Transforms and downloads data from a European Tracking Network
animal project to Darwin Core.
The resulting CSV file(s) can be uploaded to an IPT for publication to OBIS and/or GBIF.
A meta.xml
or eml.xml
file are not created.
Usage
write_dwc(
connection = con,
animal_project_code,
directory = ".",
rights_holder = NULL,
license = "CC-BY"
)
Arguments
- connection
Connection to the ETN database.
- animal_project_code
Animal project code.
- directory
Path to local directory to write file(s) to. If
NULL
, then a list of data frames is returned instead, which can be useful for extending/adapting the Darwin Core mapping before writing withreadr::write_csv()
.- rights_holder
Acronym of the organization owning or managing the rights over the data.
- license
Identifier of the license under which the data will be published.
Transformation details
Data are transformed into an Occurrence core. This follows recommendations discussed and created by Peter Desmet, Jonas Mortelmans, Jonathan Pye, John Wieczorek and others. See the SQL file(s) used by this function for details.

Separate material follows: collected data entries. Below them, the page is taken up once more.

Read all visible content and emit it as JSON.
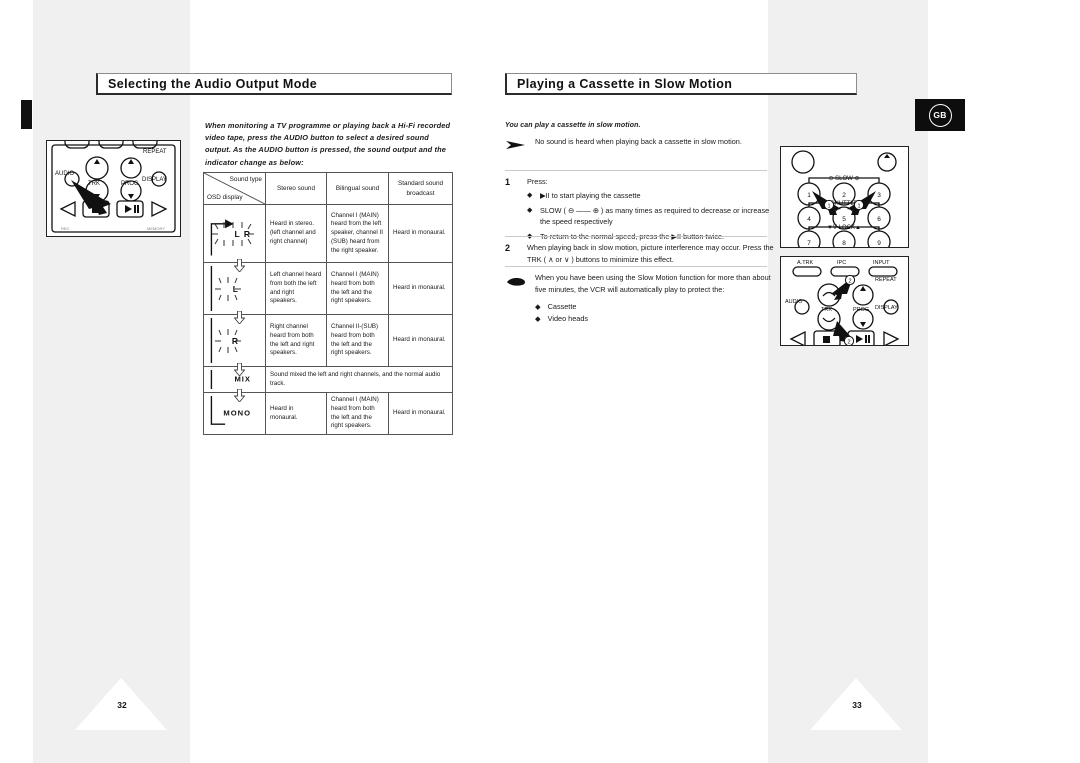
{
  "spread": {
    "country_badge": "GB",
    "left_page_number": "32",
    "right_page_number": "33"
  },
  "left_page": {
    "title": "Selecting the Audio Output Mode",
    "intro": "When monitoring a TV programme or playing back a Hi-Fi recorded video tape, press the AUDIO button to select a desired sound output. As the AUDIO button is pressed, the sound output and the indicator change as below:",
    "remote": {
      "name": "vcr-remote-audio-buttons",
      "labels": [
        "REPEAT",
        "AUDIO",
        "DISPLAY",
        "TRK",
        "PROG",
        "REC",
        "MEMORY"
      ]
    },
    "table": {
      "header_diagonal_top": "Sound type",
      "header_diagonal_bottom": "OSD display",
      "columns": [
        "Stereo sound",
        "Bilingual sound",
        "Standard sound broadcast"
      ],
      "rows": [
        {
          "indicator": "L R",
          "indicator_style": "blinking",
          "stereo": "Heard in stereo. (left channel and right channel)",
          "bilingual": "Channel I (MAIN) heard from the left speaker, channel II (SUB) heard from the right speaker.",
          "standard": "Heard in monaural."
        },
        {
          "indicator": "L",
          "indicator_style": "blinking",
          "stereo": "Left channel heard from both the left and right speakers.",
          "bilingual": "Channel I (MAIN) heard from both the left and the right speakers.",
          "standard": "Heard in monaural."
        },
        {
          "indicator": "R",
          "indicator_style": "blinking",
          "stereo": "Right channel heard from both the left and right speakers.",
          "bilingual": "Channel II-(SUB) heard from both the left and the right speakers.",
          "standard": "Heard in monaural."
        },
        {
          "indicator": "MIX",
          "indicator_style": "plain",
          "merged": "Sound mixed the left and right channels, and the normal audio track."
        },
        {
          "indicator": "MONO",
          "indicator_style": "plain",
          "stereo": "Heard in monaural.",
          "bilingual": "Channel I (MAIN) heard from both the left and the right speakers.",
          "standard": "Heard in monaural."
        }
      ]
    }
  },
  "right_page": {
    "title": "Playing a Cassette in Slow Motion",
    "lead": "You can play a cassette in slow motion.",
    "note": "No sound is heard when playing back a cassette in slow motion.",
    "steps": [
      {
        "number": "1",
        "text": "Press:",
        "bullets": [
          "▶II to start playing the cassette",
          "SLOW ( ⊖ —— ⊕ ) as many times as required to decrease or increase the speed respectively",
          "To return to the normal speed, press the ▶II button twice."
        ]
      },
      {
        "number": "2",
        "text": "When playing back in slow motion, picture interference may occur. Press the TRK ( ∧ or ∨ ) buttons to minimize this effect.",
        "bullets": []
      }
    ],
    "tip": {
      "text": "When you have been using the Slow Motion function for more than about five minutes, the VCR will automatically play to protect the:",
      "items": [
        "Cassette",
        "Video heads"
      ]
    },
    "remote_top": {
      "name": "vcr-remote-numeric-keypad",
      "labels": [
        "SLOW",
        "SHUTTLE",
        "V-LOCK"
      ],
      "keys": [
        "1",
        "2",
        "3",
        "4",
        "5",
        "6",
        "7",
        "8",
        "9"
      ],
      "callout": "1"
    },
    "remote_bottom": {
      "name": "vcr-remote-trk-buttons",
      "labels": [
        "A.TRK",
        "IPC",
        "INPUT",
        "REPEAT",
        "AUDIO",
        "DISPLAY",
        "TRK",
        "PROG"
      ],
      "callout": "2"
    }
  }
}
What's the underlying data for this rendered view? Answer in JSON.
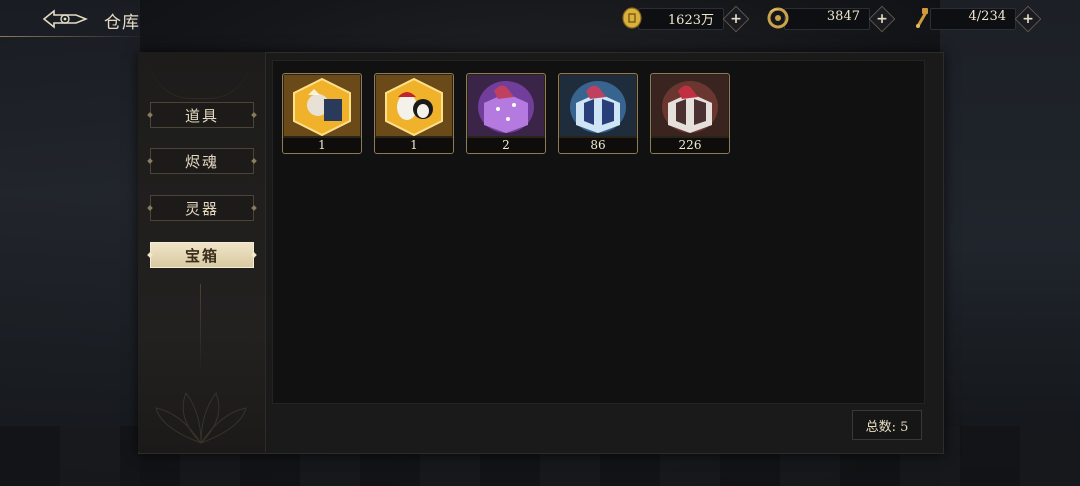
{
  "header": {
    "title": "仓库",
    "back_icon": "ornate-back-arrow-icon"
  },
  "currencies": [
    {
      "name": "gold-coin",
      "icon": "coin-icon",
      "value": "1623万",
      "color": "#d9b13c"
    },
    {
      "name": "jade",
      "icon": "dragon-jade-icon",
      "value": "3847",
      "color": "#c9a24a"
    },
    {
      "name": "stamina",
      "icon": "scroll-key-icon",
      "value": "4/234",
      "color": "#d09a3a"
    }
  ],
  "sidebar": {
    "tabs": [
      {
        "label": "道具",
        "active": false
      },
      {
        "label": "烬魂",
        "active": false
      },
      {
        "label": "灵器",
        "active": false
      },
      {
        "label": "宝箱",
        "active": true
      }
    ]
  },
  "items": [
    {
      "count": "1",
      "kind": "gold-hexagon-character-chest",
      "frame": "#e0a82a"
    },
    {
      "count": "1",
      "kind": "gold-hexagon-mask-chest",
      "frame": "#e0a82a"
    },
    {
      "count": "2",
      "kind": "purple-gift-box",
      "frame": "#9a5ad0"
    },
    {
      "count": "86",
      "kind": "blue-gift-box",
      "frame": "#4a88c8"
    },
    {
      "count": "226",
      "kind": "red-gift-box",
      "frame": "#b05a4a"
    }
  ],
  "footer": {
    "total_label": "总数: 5"
  }
}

Key features of the Darwin Core transformation:
Deployments (animal+tag associations) are parent events, with capture, surgery, release, recapture (human observations) and acoustic detections (machine observations) as child events. No information about the parent event is provided other than its ID, meaning that data can be expressed in an Occurrence Core with one row per observation and
parentEventID
shared by all occurrences in a deployment.The release event often contains metadata about the animal (sex, lifestage, comments) and deployment as a whole.
Acoustic detections are downsampled to the first detection per hour, to reduce the size of high-frequency data. Duplicate detections (same animal, tag and timestamp) are excluded. It is possible for a deployment to contain no detections, e.g. if the tag malfunctioned right after deployment.